I can report finding your comment more interesting than the article. This study seems underexplained and it is hard for me to work out what they actually did and whether the results were because of different symptoms of heart attacks between the genders. There seems to be discussion of hypotheticals and mashing different studies together in ways that aren't justified.
As a SAR medic because you're setting up for defibrillation. For the public its fine to do minimal exposure; You can figure out CPR hand position through the patient's shirt.
They continued their research, with their next study having +500 participants. It's mechanical turk participants though.
https://www.ahajournals.org/doi/10.1161/circ.142.suppl_4.139
It would at least force you to deal with the question of breasts during training.
I don’t even think I would be willing to get involved unless I trusted the witnesses. I’m a socially awkward guy, so if there is a problem I lose by default.
So unless it is friends and family, I don’t know anything medical.
Also, many airports now have CPR training stations where you can practice on a dummy while you wait for your flight. Please try one, I found it very informative!
The closest I could find was this case in Japan, where someone was let go by police the minute he told them he was using an AED (https://japantoday.com/category/national/man-revives-woman-w...).

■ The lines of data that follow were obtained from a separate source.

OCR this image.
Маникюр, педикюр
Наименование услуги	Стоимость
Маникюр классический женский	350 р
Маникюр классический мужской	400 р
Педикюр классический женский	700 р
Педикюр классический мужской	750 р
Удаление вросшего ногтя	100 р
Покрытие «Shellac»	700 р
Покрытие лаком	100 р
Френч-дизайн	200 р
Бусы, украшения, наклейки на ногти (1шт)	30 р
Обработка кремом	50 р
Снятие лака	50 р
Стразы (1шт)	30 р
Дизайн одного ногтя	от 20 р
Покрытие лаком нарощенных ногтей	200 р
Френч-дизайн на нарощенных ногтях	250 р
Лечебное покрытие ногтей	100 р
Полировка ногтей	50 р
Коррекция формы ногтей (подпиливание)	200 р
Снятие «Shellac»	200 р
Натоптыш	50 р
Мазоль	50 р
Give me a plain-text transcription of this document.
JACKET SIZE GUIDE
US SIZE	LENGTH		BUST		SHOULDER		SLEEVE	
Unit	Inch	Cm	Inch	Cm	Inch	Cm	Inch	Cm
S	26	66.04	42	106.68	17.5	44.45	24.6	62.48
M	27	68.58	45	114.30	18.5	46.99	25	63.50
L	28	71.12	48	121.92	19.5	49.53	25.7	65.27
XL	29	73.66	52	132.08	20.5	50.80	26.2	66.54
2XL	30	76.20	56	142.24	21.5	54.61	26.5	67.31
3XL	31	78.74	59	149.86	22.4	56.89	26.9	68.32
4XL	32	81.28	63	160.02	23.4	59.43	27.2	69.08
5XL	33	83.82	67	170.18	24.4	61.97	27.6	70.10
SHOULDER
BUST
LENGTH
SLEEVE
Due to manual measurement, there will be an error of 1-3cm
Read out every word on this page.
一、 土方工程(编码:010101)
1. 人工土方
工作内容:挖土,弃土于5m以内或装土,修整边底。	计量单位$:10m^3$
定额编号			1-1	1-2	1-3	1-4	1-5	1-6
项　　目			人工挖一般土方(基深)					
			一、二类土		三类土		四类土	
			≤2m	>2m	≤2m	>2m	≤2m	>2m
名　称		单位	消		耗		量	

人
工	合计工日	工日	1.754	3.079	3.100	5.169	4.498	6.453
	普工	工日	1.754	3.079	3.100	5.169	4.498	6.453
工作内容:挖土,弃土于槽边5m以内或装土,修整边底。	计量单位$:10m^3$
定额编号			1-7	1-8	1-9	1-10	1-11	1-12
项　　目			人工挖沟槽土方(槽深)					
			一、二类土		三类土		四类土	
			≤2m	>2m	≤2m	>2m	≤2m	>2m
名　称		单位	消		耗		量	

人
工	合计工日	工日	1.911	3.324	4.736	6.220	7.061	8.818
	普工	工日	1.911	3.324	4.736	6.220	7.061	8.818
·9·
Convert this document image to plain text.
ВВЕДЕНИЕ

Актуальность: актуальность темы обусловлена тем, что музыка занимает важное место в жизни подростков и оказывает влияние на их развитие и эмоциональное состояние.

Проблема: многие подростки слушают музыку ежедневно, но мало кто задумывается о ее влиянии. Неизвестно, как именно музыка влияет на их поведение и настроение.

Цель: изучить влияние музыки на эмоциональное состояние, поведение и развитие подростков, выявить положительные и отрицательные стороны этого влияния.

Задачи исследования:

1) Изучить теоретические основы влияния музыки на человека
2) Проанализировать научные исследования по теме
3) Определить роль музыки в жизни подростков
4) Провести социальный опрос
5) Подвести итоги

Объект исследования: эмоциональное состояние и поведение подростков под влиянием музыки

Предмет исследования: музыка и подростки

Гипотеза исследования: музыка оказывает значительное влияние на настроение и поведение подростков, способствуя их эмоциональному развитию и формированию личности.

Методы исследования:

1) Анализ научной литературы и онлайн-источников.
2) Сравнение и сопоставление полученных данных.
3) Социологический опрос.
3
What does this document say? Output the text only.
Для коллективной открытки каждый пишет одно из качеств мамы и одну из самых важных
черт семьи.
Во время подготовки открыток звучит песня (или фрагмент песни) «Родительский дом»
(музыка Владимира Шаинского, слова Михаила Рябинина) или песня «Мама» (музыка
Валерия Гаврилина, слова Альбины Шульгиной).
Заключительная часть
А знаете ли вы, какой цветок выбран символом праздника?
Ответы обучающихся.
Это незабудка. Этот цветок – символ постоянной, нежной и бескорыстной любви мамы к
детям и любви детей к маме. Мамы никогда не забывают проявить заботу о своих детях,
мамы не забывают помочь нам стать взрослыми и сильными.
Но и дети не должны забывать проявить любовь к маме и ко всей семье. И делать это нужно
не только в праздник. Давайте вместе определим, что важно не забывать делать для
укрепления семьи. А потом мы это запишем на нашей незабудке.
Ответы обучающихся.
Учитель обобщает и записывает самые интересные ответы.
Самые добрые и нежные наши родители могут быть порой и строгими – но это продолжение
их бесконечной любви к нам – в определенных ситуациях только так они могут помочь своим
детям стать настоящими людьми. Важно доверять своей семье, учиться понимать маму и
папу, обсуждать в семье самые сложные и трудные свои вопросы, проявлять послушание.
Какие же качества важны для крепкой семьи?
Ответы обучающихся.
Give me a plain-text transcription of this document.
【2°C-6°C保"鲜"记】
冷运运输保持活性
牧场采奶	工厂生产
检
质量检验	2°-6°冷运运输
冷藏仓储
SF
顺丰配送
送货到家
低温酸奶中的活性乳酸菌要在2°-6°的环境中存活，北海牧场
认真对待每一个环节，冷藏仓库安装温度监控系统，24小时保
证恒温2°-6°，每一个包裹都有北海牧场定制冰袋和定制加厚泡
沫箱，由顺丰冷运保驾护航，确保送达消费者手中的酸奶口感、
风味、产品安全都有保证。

There needs to be a law similar to good Samaritan that allows for men to touch women during CPR without fear of reprisal.
States should add those laws where they are absent and clarify them where they are vague.
Edit: So as I thought: "In the replies, the team identified four themes:
Potentially inappropriate touching or exposure;
Fear of being accused of sexual assault;
Fear of causing physical injury;
Poor recognition of women in cardiac arrest -- specifically a perception that women are less likely to have heart problems, or may be overdramatizing or "faking" an incident;
or
The misconception that breasts make CPR more challenging."